Human pressure on land, soils and freshwater have intensified, pushing these resources to their production limits. Climate change has increased pressure on rain-fed and irrigation production over and above the environmental consequences of decades of unsustainable use, said the report, titled The State of the world’s land and water resources for food and agriculture .
Grassland and shrub-covered areas used to graze animals or as sources of fodder have declined by 191 million hectares over two decades, to 3,196 million ha in 2019, and converted to cropland, according to a Food and Agriculture Organization (FAO) report.
Cropland increased 4 per cent (63 million hectares) between 2000 and 2019. Growth in arable land, mainly for irrigated crops, doubled, while that for rain-fed cropping increased by only 2.6 per cent over the same time period.
The report provided new information on the status of land, soil and water resources and evidence of the changing and alarming trends in resource use.
Population increases have meant agricultural land available per capita for crops and animal husbandry declined by 20 per cent between 2000 and 2017 to 0.19 ha /capita in 2017.
Land, water and agriculture in South Africa
Human-induced land degradation primarily affects cropland.

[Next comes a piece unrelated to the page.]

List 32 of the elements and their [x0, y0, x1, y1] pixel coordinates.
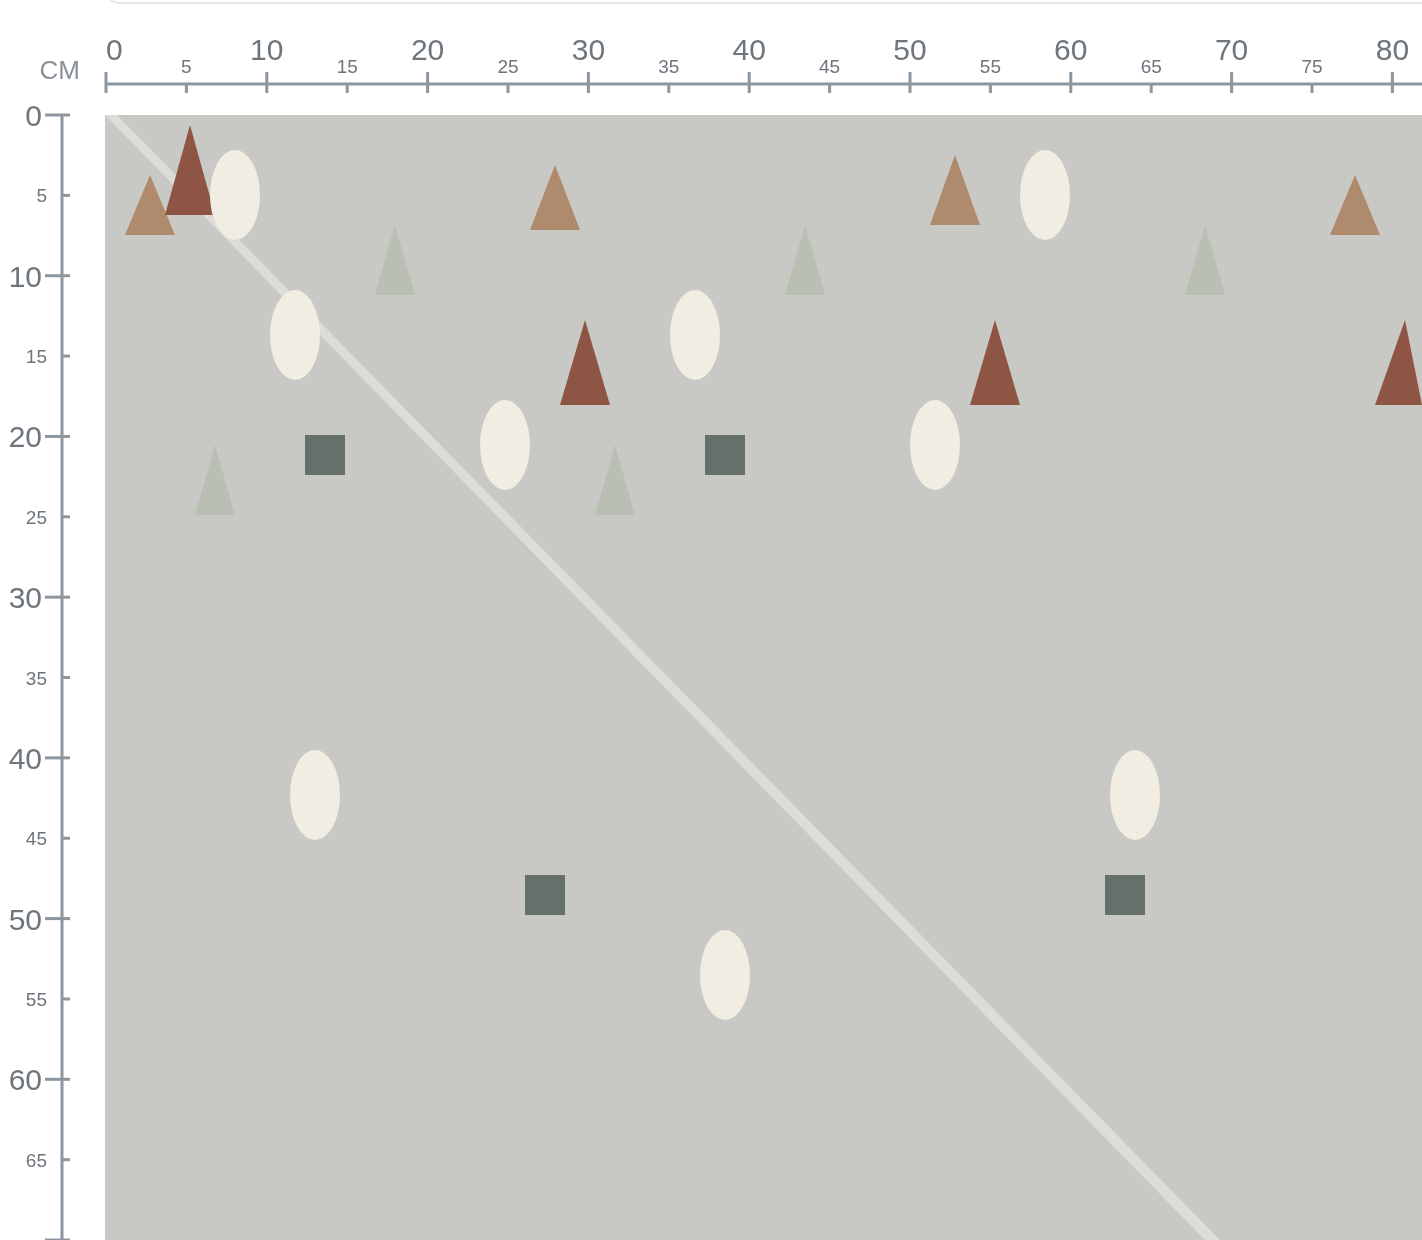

Although cropland covers only 13 per cent of the global land cover classes (11,477 million ha), degraded cropland accounts for 29 per cent of all degraded areas.
Almost a third of rain-fed cropland and nearly a half of irrigated land are subject to human-induced land degradation.
Over 60 per cent of irrigated areas are degraded in northern Africa, south Asia and the middle east-western Asia. The largest degraded areas are in the northern hemisphere, except for southeast Asia. Globally, only 38 per cent of irrigated land is stable.
Soil salinity is estimated to take up 1.5 million ha of cropland out of production each year.
Urban areas occupied less than 0.5 per cent of the Earth’s land surface in 2000. The rapid growth of cities had a significant impact on land and water resources; in 2018, 55 per cent of the world's population were urban dwellers. This meant encroachment on good agricultural land.
There is little room for expanding the area of productive land, yet 98 per cent of food is grown on land.
Most pressures on the world’s land, soil and water resources are from agriculture. There has been an increase in use of chemical (non-organic) inputs; uptake of farm mechanisation; and overall impact of higher mono-cropping and grazing intensities are concentrated on a diminishing stock of agricultural land.
They, in turn, produce a set of externalities that spill over into other sectors, degrading land and polluting surface water and groundwater resources.
The overall change in the per capita distribution of freshwater resources is consistent with population growth. Between 2000 and 2018, the decline in global per capita internal renewable water resources (IRWR) was about 20 per cent.
The change was greater in countries with the lowest per capita IRWR, such as sub-Saharan Africa (41 per cent); Central Asia (30 per cent); Western Asia (29 per cent) and Northern Africa (26 per cent). The region with the lowest percentage change was Europe (3 per cent).
On the demand side, the regions with the largest water withdrawals per capita were Central Asia and Northern America.
Land degradation is reversible
By 2050, agriculture will need to produce almost 50 per cent more food, livestock fodder and biofuel than in 2012 to satisfy global demand and keep on track to achieve “zero hunger” by 2030.
Progress made in reducing the number of undernourished people in the early part of the 21st century has been reversed. The number has risen to 768 million in 2020 from 604 million in 2014.
While prospects for meeting the nutritional requirements of 9.7 billion people by 2050 at the global level exist, problems with local patterns of production and consumption are expected to worsen with increasing levels of undernourishment and obesity.
A meaningful engagement with the key stakeholders – farmers, pastoralists, foresters and smallholders – directly involved in managing soils and conserving water in agricultural landscapes is central. These are nature’s stewards and the best agents of change to adopt, adapt and embrace the innovation we need to secure a sustainable future.
Remedial land management is possible but only under-much reformed land and water governance that can take remediation to scale and distribute benefits to those who depend on stable, long-term access to productive land and freshwater.
Advances in agricultural research have broadened the technical palette for land and water management. Rapid improvements in information technology offer the prospect of digital democracy. However, to apply solutions at scale, land and water governance will need adjustment to make advances inclusive and to provide support to farmers for innovation.
The SOLAW 2021 Synthesis Report presents the main findings and recommendations of the full SOLAW 2021 report and background studies, which will be published in early 2022.